Et si "personne ne conteste la priorité donnée aux personnes issues de zones de guerre", force est de constater que le gouvernement a encouragé le développement d'une demande d'asile à deux vitesses cet été : d'un côté, accueil immédiat et traitement accéléré des dossiers (trois mois) ; de l'autre, Kosovars, Congolais, Tchétchènes attendent parfois plusieurs années et en tout, seulement un tiers des demandeurs d'asiles accèdent finalement à une place en Cada (Centre d'accueil de demandeurs d'asiles). 
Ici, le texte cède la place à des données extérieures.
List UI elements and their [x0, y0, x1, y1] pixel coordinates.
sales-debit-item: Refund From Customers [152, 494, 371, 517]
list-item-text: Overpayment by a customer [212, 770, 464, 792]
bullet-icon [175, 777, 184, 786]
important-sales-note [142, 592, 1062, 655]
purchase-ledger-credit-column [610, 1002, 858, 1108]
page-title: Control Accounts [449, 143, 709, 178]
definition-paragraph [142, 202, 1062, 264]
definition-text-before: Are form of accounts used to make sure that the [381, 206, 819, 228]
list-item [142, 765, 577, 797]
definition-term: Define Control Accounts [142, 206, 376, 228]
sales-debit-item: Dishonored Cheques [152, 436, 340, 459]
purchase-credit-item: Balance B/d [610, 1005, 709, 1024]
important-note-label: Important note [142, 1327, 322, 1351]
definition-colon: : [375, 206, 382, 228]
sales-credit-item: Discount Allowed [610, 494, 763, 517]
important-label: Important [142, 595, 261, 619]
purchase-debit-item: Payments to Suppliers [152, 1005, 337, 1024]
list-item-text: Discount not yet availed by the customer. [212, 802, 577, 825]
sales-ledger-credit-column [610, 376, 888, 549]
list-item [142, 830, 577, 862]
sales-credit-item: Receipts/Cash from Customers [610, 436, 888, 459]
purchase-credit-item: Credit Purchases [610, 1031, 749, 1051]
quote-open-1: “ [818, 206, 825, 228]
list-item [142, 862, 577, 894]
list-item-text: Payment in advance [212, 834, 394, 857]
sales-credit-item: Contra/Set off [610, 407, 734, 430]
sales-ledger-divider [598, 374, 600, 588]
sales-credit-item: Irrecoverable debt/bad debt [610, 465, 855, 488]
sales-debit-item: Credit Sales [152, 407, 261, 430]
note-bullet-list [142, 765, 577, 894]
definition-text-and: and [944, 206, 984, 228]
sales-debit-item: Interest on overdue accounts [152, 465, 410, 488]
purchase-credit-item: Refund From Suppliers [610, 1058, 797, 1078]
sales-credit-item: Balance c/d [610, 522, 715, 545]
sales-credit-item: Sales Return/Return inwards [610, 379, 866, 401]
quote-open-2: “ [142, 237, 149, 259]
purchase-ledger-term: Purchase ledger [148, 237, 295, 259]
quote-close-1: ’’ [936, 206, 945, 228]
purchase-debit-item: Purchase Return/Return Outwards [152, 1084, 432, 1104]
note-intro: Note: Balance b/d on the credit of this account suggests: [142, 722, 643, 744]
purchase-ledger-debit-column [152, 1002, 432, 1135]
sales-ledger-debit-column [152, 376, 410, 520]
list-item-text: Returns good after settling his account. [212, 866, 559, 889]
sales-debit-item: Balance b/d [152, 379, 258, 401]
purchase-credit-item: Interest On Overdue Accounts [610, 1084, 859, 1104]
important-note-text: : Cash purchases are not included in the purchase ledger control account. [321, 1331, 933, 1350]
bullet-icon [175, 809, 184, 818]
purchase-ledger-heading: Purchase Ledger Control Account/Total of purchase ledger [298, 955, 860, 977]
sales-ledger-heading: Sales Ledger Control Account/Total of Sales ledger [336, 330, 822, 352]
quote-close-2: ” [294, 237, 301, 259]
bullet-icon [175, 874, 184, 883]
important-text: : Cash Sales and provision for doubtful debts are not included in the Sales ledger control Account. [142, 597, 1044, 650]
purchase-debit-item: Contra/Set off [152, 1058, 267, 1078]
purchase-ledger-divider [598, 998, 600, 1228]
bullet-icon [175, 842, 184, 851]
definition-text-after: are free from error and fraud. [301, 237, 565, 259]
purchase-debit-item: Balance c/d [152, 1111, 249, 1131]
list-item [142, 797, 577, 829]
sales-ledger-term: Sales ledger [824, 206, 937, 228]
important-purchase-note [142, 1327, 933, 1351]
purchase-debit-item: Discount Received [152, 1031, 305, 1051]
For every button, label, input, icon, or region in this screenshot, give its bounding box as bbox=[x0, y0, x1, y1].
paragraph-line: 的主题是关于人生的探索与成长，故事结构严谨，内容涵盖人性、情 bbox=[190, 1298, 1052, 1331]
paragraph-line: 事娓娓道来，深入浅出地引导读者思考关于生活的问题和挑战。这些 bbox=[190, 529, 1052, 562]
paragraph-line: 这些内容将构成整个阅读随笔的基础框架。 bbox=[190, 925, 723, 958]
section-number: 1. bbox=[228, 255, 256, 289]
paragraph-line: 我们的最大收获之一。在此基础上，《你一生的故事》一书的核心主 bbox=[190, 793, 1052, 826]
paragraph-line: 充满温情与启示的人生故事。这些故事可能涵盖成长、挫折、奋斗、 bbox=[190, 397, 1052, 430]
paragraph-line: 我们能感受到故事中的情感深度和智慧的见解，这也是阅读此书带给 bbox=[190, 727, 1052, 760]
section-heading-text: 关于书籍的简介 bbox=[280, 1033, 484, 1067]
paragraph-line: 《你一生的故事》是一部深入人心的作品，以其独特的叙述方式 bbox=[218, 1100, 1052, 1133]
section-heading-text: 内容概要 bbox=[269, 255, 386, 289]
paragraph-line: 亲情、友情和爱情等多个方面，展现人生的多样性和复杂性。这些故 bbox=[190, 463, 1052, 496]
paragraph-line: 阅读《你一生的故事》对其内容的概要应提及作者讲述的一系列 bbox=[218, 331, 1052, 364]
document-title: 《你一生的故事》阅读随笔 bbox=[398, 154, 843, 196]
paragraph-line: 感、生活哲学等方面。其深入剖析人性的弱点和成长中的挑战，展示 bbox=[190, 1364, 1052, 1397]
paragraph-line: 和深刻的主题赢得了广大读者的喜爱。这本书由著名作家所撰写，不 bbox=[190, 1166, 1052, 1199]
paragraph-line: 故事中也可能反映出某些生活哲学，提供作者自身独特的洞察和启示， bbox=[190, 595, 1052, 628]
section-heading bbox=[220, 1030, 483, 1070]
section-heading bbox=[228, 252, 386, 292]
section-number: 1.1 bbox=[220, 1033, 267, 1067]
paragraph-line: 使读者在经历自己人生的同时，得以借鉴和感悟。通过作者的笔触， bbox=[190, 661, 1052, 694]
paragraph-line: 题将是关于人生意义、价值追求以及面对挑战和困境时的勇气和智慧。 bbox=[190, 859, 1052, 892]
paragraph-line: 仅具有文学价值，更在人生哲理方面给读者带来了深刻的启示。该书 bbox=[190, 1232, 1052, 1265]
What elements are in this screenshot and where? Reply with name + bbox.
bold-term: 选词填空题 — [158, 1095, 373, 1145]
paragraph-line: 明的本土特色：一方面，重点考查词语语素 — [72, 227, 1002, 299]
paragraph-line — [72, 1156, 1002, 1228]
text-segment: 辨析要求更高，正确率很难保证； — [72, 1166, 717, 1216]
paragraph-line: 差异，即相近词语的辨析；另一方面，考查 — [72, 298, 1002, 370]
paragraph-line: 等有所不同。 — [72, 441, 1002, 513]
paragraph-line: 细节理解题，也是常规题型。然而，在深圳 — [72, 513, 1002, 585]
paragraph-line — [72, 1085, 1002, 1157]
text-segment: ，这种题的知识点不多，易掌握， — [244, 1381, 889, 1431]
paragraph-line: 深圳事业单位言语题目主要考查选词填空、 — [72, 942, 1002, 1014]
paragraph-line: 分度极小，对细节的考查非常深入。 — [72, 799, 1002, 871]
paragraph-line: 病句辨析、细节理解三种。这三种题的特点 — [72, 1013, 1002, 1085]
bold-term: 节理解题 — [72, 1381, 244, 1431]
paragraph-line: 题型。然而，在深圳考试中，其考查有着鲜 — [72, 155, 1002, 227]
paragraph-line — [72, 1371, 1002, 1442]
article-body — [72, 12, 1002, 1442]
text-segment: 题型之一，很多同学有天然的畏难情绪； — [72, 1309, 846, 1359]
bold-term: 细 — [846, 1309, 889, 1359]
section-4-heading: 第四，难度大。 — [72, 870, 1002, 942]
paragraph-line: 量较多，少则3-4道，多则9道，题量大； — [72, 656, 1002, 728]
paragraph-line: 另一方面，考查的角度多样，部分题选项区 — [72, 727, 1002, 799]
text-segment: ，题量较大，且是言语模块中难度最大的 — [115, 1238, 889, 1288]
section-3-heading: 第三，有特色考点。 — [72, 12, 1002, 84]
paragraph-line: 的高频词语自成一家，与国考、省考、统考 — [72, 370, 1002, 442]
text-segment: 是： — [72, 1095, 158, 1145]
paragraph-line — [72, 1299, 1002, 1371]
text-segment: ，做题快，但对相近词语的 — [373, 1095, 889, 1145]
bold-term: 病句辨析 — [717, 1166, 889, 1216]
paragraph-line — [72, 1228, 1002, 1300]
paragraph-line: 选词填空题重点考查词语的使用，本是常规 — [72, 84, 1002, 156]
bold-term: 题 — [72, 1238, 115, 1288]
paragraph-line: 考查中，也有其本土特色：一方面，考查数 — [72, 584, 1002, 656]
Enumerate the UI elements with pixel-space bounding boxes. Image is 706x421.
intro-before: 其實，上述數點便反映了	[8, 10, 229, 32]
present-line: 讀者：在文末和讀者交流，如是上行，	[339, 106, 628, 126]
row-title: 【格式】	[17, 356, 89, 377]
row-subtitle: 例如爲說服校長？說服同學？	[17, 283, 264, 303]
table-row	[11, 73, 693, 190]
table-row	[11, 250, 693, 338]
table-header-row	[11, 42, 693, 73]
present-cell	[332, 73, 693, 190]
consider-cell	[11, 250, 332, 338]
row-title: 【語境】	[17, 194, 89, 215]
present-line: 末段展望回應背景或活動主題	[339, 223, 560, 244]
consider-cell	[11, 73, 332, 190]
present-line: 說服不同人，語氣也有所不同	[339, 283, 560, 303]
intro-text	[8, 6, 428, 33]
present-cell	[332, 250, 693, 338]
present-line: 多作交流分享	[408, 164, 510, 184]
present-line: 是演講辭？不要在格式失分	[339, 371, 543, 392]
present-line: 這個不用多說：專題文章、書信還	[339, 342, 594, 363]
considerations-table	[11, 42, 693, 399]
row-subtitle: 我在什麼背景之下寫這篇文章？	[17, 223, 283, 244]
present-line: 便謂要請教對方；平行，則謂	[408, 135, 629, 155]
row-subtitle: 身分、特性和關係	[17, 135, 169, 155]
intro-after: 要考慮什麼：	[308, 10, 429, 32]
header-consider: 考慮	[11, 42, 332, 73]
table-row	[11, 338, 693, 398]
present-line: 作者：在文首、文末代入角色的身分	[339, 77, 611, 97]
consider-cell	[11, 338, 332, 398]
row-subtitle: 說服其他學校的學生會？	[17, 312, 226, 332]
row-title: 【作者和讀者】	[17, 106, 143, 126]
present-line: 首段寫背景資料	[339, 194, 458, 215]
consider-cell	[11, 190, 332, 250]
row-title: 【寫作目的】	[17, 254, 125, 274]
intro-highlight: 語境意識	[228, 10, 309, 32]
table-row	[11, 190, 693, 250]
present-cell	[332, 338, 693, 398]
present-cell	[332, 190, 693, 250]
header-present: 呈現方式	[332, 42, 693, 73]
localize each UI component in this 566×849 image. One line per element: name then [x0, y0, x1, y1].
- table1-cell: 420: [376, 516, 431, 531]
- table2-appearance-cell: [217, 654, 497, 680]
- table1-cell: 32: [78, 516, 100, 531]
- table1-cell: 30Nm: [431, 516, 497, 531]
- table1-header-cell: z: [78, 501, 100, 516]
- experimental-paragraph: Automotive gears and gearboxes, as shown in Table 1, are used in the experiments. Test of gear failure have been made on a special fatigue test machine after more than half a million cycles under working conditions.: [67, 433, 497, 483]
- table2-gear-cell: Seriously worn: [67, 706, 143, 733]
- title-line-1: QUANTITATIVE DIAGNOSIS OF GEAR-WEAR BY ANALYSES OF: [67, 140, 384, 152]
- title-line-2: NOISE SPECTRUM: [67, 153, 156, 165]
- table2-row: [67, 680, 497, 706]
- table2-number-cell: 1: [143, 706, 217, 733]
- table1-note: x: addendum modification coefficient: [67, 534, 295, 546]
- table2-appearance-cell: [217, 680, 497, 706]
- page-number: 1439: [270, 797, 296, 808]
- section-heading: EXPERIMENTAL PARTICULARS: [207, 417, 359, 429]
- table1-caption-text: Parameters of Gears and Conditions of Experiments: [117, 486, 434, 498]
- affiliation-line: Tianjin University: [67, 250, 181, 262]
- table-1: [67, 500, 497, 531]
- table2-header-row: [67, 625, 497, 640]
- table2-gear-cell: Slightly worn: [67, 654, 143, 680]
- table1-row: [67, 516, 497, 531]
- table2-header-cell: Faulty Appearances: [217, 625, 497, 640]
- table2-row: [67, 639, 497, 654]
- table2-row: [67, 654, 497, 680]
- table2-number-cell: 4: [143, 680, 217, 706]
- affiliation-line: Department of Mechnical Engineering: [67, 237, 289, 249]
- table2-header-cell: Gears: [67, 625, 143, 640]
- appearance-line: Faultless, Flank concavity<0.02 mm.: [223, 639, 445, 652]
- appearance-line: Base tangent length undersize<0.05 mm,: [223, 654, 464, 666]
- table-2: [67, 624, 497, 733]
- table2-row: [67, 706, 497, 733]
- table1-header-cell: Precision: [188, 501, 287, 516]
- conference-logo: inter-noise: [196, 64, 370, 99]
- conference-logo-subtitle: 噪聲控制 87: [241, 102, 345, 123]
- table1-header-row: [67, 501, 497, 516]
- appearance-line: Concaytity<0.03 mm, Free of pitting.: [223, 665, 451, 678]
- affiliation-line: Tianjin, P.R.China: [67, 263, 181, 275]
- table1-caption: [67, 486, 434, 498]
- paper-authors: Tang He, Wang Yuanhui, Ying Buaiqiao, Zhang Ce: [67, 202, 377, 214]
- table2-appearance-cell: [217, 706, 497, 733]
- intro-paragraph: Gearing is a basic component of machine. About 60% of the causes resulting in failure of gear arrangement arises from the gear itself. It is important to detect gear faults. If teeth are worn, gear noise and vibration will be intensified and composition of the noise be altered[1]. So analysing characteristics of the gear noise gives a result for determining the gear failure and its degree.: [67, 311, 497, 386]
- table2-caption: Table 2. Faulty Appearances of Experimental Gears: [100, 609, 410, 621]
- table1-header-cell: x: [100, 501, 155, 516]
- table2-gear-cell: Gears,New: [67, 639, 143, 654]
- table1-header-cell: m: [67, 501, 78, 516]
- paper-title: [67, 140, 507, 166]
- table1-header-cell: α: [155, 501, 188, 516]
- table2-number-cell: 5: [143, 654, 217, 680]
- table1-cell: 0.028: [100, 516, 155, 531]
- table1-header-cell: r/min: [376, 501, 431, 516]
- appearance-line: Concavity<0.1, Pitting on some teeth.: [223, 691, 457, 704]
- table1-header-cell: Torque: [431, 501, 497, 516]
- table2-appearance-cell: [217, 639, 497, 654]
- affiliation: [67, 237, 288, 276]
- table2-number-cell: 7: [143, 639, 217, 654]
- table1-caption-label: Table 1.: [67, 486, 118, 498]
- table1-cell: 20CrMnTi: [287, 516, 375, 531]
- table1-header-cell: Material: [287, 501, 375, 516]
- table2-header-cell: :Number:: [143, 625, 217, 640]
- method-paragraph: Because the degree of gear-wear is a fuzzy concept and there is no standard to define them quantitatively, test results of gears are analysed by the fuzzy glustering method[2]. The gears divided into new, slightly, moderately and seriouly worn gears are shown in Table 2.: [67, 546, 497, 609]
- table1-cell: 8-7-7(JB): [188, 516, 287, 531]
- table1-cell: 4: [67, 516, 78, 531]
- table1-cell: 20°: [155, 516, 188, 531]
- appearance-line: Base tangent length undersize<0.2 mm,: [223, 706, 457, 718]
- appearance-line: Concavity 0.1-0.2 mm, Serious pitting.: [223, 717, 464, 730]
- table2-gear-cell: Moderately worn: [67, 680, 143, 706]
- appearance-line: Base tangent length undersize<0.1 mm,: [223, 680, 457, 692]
"Il a fallu pousser les murs", reconnaît Hidalgo

Ce vendredi, Anne Hidalgo répétait qu'il n'y avait "pas de concurrence entre les publics", tout en reconnaissant qu'il avait "fallu pousser les murs", pour "ouvrir des places supplémentaires", face à des "capacités d'hébergement d'urgence déjà saturés" pour les SDF d'Ile-de-France. Et les représentants de 600 villes ont répondu à l'invitation du gouvernement pour participer samedi à Paris à une réunion visant à organiser l'accueil des 24.000 réfugiés supplémentaires acceptés par François Hollande le 7 septembre. De quoi susciter des interrogations au sein du monde associatif.

Cela fait des années que les communes nous répondent, à nous et à la fondation Abbé-Pierre, qu'elles n'ont 'pas de foncier'... Et tout à coup, on s'aperçoit qu'il suffit d'une mobilisation des opinions françaises et européennes pour que les solutions qui n'existaient pas hier apparaissent", s'interroge Florent Gueguen.

Les capacités d'accueil hivernales seront-elles cannibalisées par les nouveaux arrivants ? La préfecture d'Île-de-France a d'ores et déjà assuré que la mise à disposition de places pour les réfugiés estampillés "quotas européens" ne se ferait pas au détriment des sans-abri français, communautaires et extracommunautaires déjà présents sur le territoire.

"On attend des confirmations. L'autre enjeu sera d'éviter la concentration à Paris, de répartir les centres d'accueil sur l’ensemble du territoire. Dans certaines régions, très peu de maires sont prêts", prévient Florent Gueguen. Il faut dire qu'il y a une échéance électorale dans trois mois. Mais dans trois mois, ce sera aussi l’hiver.